How do LLM-driven agents break traditional testing?
LLM-driven agents interact with multiple tools and APIs, making decisions based on context and prior turns. Traditional testing assumes a linear execution path with predictable state changes. Agents introduce non-linear flows: they may decide to call one API in one run and a different one in another, depending on the model’s internal state. This breaks mock-based tests because the agent’s choices are not deterministic. Furthermore, agents often generate code on the fly (e.g., writing SQL queries), which cannot be tested statically. The solution is to test at the outcome level: did the agent achieve its goal? Did it do so within safety constraints? This requires scenario-based testing with realistic data, where pass/fail criteria are defined holistically rather than per-step.
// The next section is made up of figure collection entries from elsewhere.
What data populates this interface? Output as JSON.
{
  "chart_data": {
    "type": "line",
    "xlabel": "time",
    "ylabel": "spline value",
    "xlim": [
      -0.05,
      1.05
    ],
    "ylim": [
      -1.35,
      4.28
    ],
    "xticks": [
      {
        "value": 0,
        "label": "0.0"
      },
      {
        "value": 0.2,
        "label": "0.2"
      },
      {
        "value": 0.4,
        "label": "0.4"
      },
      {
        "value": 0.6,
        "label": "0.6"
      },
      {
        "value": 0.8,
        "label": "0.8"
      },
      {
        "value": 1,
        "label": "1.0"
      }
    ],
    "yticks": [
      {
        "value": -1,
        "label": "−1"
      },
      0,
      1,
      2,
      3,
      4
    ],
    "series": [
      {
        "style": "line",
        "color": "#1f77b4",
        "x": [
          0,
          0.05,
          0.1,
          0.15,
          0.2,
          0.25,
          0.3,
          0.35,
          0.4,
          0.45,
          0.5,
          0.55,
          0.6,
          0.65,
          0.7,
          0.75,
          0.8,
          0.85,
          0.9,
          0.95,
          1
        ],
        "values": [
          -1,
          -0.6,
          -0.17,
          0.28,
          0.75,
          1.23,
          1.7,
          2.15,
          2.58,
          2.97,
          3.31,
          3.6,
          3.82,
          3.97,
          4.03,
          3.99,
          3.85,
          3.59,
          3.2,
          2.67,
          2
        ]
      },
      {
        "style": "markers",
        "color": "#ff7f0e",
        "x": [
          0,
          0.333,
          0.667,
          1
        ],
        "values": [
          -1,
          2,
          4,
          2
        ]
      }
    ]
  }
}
What strategies exist for testing code with unknown internals?
Several practical strategies have emerged. First, black-box behavior testing using a rich dataset as outlined earlier. Second, contract testing—define interfaces (e.g., “input must be JSON, output must contain an ‘id’ field”) and verify them automatically. Third, chaos engineering for LLM systems: inject failures or out-of-distribution inputs to see how the code reacts. Fourth, observability-driven development—instrument the system with logs, metrics, and traces to capture behavior during production runs, then replay those traces in test environments. Fifth, use data locality to increase reproducibility. Finally, adopt A/B evaluation where you compare outputs from two different model versions or prompt strategies. These techniques shift focus from “is the code correct?” to “does the system work as expected for its users?”